I suppose keeping secrets from friends and family has taken its toll. I've been having dreams lately about it. I still don't know if I will break down and tell anyone else before I leave for BCT. How will I explain away a 9-week+ absence? I still haven't figured out all the details.

It's likely that the first thing folks will do when they find out what I've done is to ask why. So... I've come up with a list of answers:

- Being a vet may help me someday in my career and goal of getting a permanent job with the state or federal government. If (more likely, when) I get deployed someday, I might have vet's pref to show for it. I am a seasonal employee of a federal agency now. I love my present employer, though my position is not permanent. When such a slot opens up down the road, I might be in a better standing to compete for that slot as a veteran.

- The job training I will receive in my MOS (military occupational specialty, or job) may be helpful in my civilian career, or will give me something else to fall back on if I decided someday I no longer want to be an Archaeologist. I'm hoping to get an MOS of either Technical Engineer (21T) or Topographic Analyst (21U).

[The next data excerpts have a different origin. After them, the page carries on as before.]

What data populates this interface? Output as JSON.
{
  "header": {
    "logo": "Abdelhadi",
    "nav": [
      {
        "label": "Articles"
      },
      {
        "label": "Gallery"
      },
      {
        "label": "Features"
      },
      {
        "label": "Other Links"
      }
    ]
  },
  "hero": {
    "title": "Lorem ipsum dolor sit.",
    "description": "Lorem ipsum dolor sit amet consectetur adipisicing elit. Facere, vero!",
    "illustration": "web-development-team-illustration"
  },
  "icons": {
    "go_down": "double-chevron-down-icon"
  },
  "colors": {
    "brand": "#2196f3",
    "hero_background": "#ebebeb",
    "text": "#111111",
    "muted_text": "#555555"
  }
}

- Getting money for grad school would be great. Being able to come up with that money without asking my husband for help is even better. He does enough for me already, and it would be nice to get this on my own.

- If all goes well during the first enlistment, who knows, maybe I'll reup... perhaps even do 20 years and get a nice pension out of it. Or at the very least, I have some years to combine with other time earned for retirement once I (hopefully) can land a permanent federal job.

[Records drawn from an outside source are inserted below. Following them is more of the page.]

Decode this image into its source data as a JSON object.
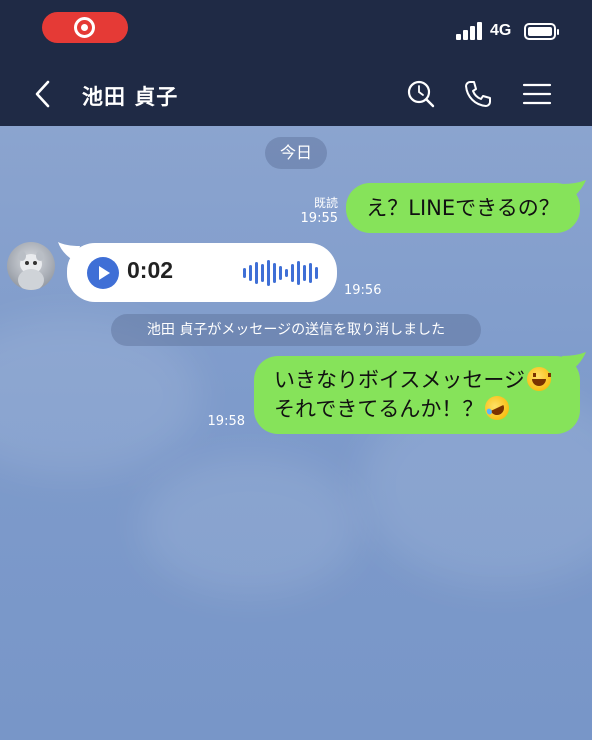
{
  "status_bar": {
    "recording_indicator": "screen-recording-icon",
    "network": "4G"
  },
  "header": {
    "contact_name": "池田 貞子",
    "icons": [
      "chevron-left-icon",
      "search-icon",
      "phone-icon",
      "menu-icon"
    ]
  },
  "chat": {
    "date_label": "今日",
    "messages": [
      {
        "sender": "me",
        "text": "え？LINEできるの？",
        "read_label": "既読",
        "time": "19:55"
      },
      {
        "sender": "contact",
        "type": "voice",
        "duration": "0:02",
        "time": "19:56"
      },
      {
        "sender": "system",
        "text": "池田 貞子がメッセージの送信を取り消しました"
      },
      {
        "sender": "me",
        "line1": "いきなりボイスメッセージ",
        "line2": "それできてるんか！？",
        "emoji1": "grinning-squinting-face-icon",
        "emoji2": "rolling-on-floor-laughing-icon",
        "time": "19:58"
      }
    ]
  },
  "colors": {
    "header_bg": "#1f2a45",
    "chat_bg": "#7e9bcb",
    "my_bubble": "#86e35a",
    "contact_bubble": "#ffffff",
    "record_pill": "#e53a36",
    "accent_blue": "#3f6fd6"
  }
}
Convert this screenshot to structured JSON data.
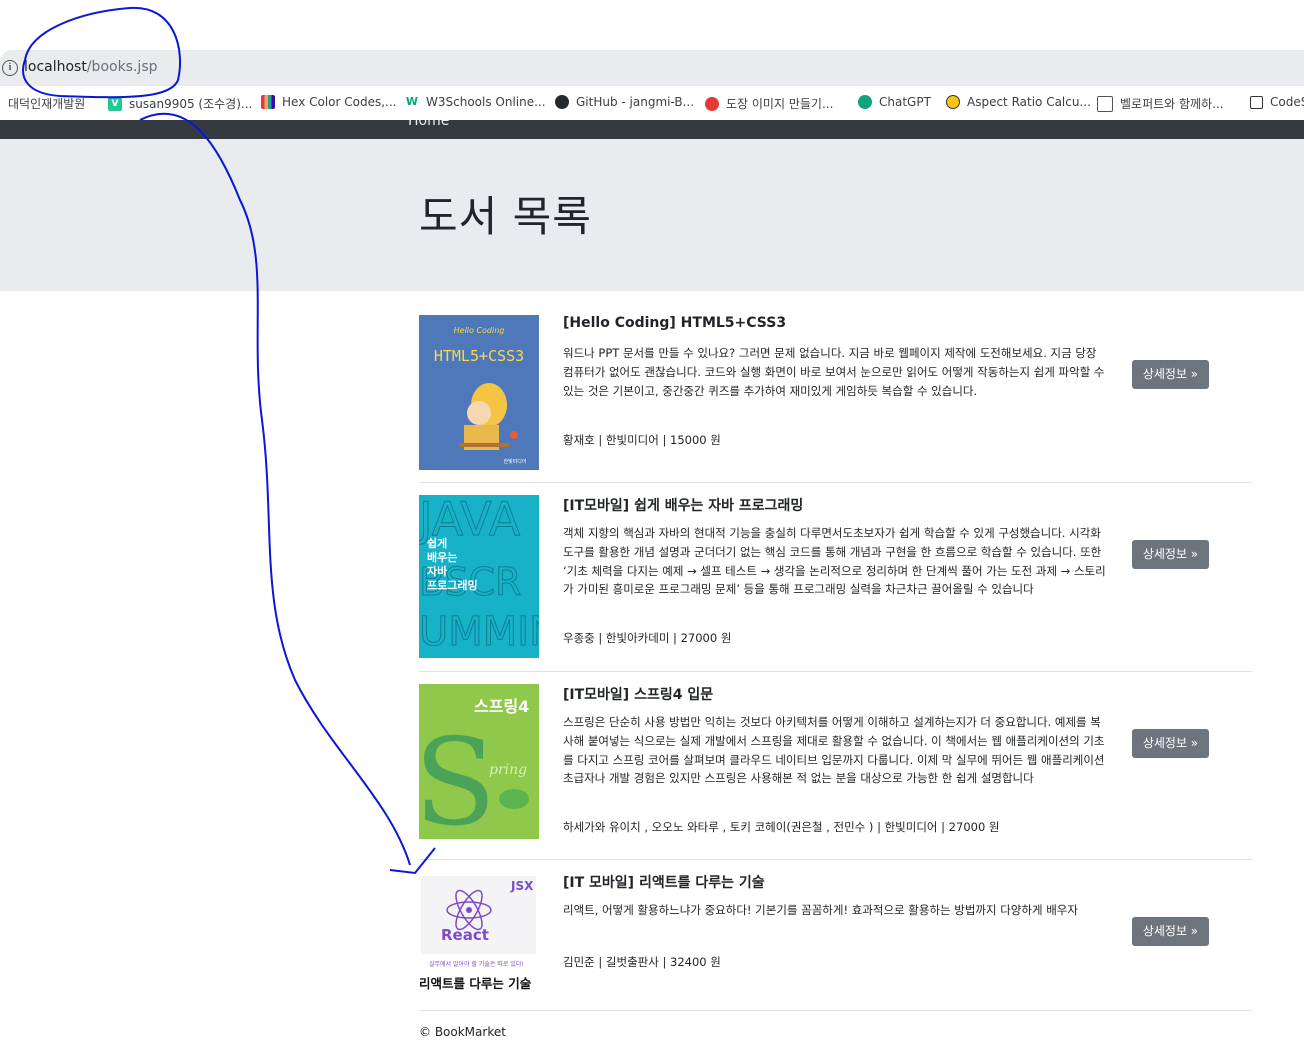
{
  "browser": {
    "url_host": "localhost",
    "url_path": "/books.jsp",
    "bookmarks": [
      {
        "label": "대덕인재개발원"
      },
      {
        "label": "susan9905 (조수경)..."
      },
      {
        "label": "Hex Color Codes,..."
      },
      {
        "label": "W3Schools Online..."
      },
      {
        "label": "GitHub - jangmi-B..."
      },
      {
        "label": "도장 이미지 만들기..."
      },
      {
        "label": "ChatGPT"
      },
      {
        "label": "Aspect Ratio Calcu..."
      },
      {
        "label": "벨로퍼트와 함께하..."
      },
      {
        "label": "CodeS"
      }
    ]
  },
  "nav": {
    "home": "Home"
  },
  "page": {
    "title": "도서 목록"
  },
  "detail_label": "상세정보 »",
  "books": [
    {
      "title": "[Hello Coding] HTML5+CSS3",
      "description": "워드나 PPT 문서를 만들 수 있나요? 그러면 문제 없습니다. 지금 바로 웹페이지 제작에 도전해보세요. 지금 당장 컴퓨터가 없어도 괜찮습니다. 코드와 실행 화면이 바로 보여서 눈으로만 읽어도 어떻게 작동하는지 쉽게 파악할 수 있는 것은 기본이고, 중간중간 퀴즈를 추가하여 재미있게 게임하듯 복습할 수 있습니다.",
      "meta": "황재호 | 한빛미디어 | 15000 원",
      "cover_text": "HTML5+CSS3"
    },
    {
      "title": "[IT모바일] 쉽게 배우는 자바 프로그래밍",
      "description": "객체 지향의 핵심과 자바의 현대적 기능을 충실히 다루면서도초보자가 쉽게 학습할 수 있게 구성했습니다. 시각화 도구를 활용한 개념 설명과 군더더기 없는 핵심 코드를 통해 개념과 구현을 한 흐름으로 학습할 수 있습니다. 또한 ‘기초 체력을 다지는 예제 → 셀프 테스트 → 생각을 논리적으로 정리하며 한 단계씩 풀어 가는 도전 과제 → 스토리가 가미된 흥미로운 프로그래밍 문제’ 등을 통해 프로그래밍 실력을 차근차근 끌어올릴 수 있습니다",
      "meta": "우종중 | 한빛아카데미 | 27000 원",
      "cover_text": "쉽게 배우는 자바 프로그래밍"
    },
    {
      "title": "[IT모바일] 스프링4 입문",
      "description": "스프링은 단순히 사용 방법만 익히는 것보다 아키텍처를 어떻게 이해하고 설계하는지가 더 중요합니다. 예제를 복사해 붙여넣는 식으로는 실제 개발에서 스프링을 제대로 활용할 수 없습니다. 이 책에서는 웹 애플리케이션의 기초를 다지고 스프링 코어를 살펴보며 클라우드 네이티브 입문까지 다룹니다. 이제 막 실무에 뛰어든 웹 애플리케이션 초급자나 개발 경험은 있지만 스프링은 사용해본 적 없는 분을 대상으로 가능한 한 쉽게 설명합니다",
      "meta": "하세가와 유이치 , 오오노 와타루 , 토키 코헤이(권은철 , 전민수 ) | 한빛미디어 | 27000 원",
      "cover_text": "스프링4"
    },
    {
      "title": "[IT 모바일] 리액트를 다루는 기술",
      "description": "리액트, 어떻게 활용하느냐가 중요하다! 기본기를 꼼꼼하게! 효과적으로 활용하는 방법까지 다양하게 배우자",
      "meta": "김민준 | 길벗출판사 | 32400 원",
      "cover_text": "리액트를 다루는 기술"
    }
  ],
  "footer": "© BookMarket",
  "colors": {
    "navbar": "#343a40",
    "jumbotron": "#e9ecef",
    "button": "#6c757d",
    "annotation": "#0000ee"
  }
}
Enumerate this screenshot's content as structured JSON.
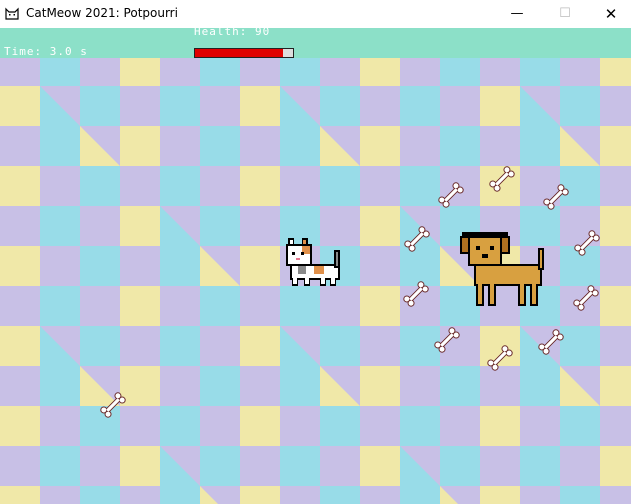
{
  "window": {
    "title": "CatMeow 2021: Potpourri",
    "minimize_glyph": "—",
    "maximize_glyph": "☐",
    "close_glyph": "✕"
  },
  "hud": {
    "health_label": "Health: 90",
    "health_value": 90,
    "health_max": 100,
    "time_label": "Time: 3.0 s"
  },
  "colors": {
    "hud_bg": "#8ce0c8",
    "tile_cyan": "#98dce8",
    "tile_lavender": "#c8c0e6",
    "tile_yellow": "#f0e8a8",
    "health_red": "#e00000"
  },
  "sprites": {
    "player": "calico-cat-sprite",
    "enemy": "brown-dog-sprite",
    "projectile": "bone-sprite"
  }
}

- There is a chance I might get some kind of signing bonus. I already told my husband that any extra $ would go right towards bills & paying down debt. I think we're ok financially, but it makes sense to use that money for practical purposes rather than being selfish with it and spending it all on myself.

- Being a soldier is something I've always been interested in. As I child, I preferred playing "Army" over having dolls. There is a part of me that has always wanted to join the military. Those of you who don't believe in reincarnation might scoff at this, but I believe I've been a soldier in many of my past lives. Call me weird, but this seems "right".

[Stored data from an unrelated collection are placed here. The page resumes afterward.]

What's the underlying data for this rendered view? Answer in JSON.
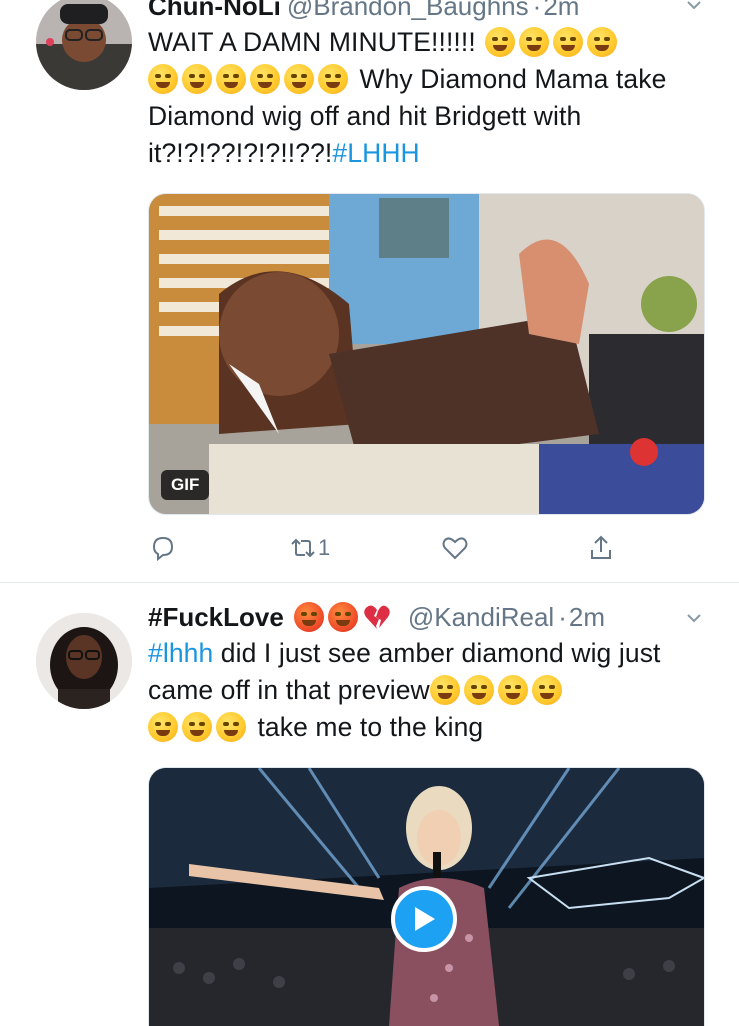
{
  "tweets": [
    {
      "display_name": "Chun-NoLi",
      "handle": "@Brandon_Baughns",
      "separator": "·",
      "time": "2m",
      "text_before": "WAIT A DAMN MINUTE!!!!!! ",
      "text_middle": " Why Diamond Mama take Diamond wig off and hit Bridgett with it?!?!??!?!?!!??!",
      "hashtag": "#LHHH",
      "media_badge": "GIF",
      "retweet_count": "1",
      "icons": [
        "reply-icon",
        "retweet-icon",
        "like-icon",
        "share-icon"
      ]
    },
    {
      "display_name": "#FuckLove",
      "handle": "@KandiReal",
      "separator": "·",
      "time": "2m",
      "hashtag": "#lhhh",
      "text_line1": " did I just see amber diamond wig just came off in that preview",
      "text_end": " take me to the king",
      "media_control": "play-icon"
    }
  ],
  "colors": {
    "link": "#1b95e0",
    "secondary_text": "#657786",
    "divider": "#e6ecf0",
    "play_button": "#1da1f2"
  }
}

- I've always had a lot of respect for veterans and the sacrafices they've made for our country. I'm no fan of the current administration nor its policies, but I've never held anything against military personnel. I've always thought that serving our country in some way, whether it be military or civil service, should be mandatory. I would take a lot of pride in being able to serve, even if my contribution was small.

- This might sound a little odd, but I feel that at this time in my life, I need some kind of challenge. I'm sure completing basic training as an "old woman" will certainly provide that.

- And one of the biggest reasons I want to do this is the fact that I started it before and was never able to finish. Not being able to complete the experience has haunted me for years. This unfinished business has been one of my biggest regrets. I finally have a chance to make things right. Thankfully my husband is being very supportive, and I can go through with it.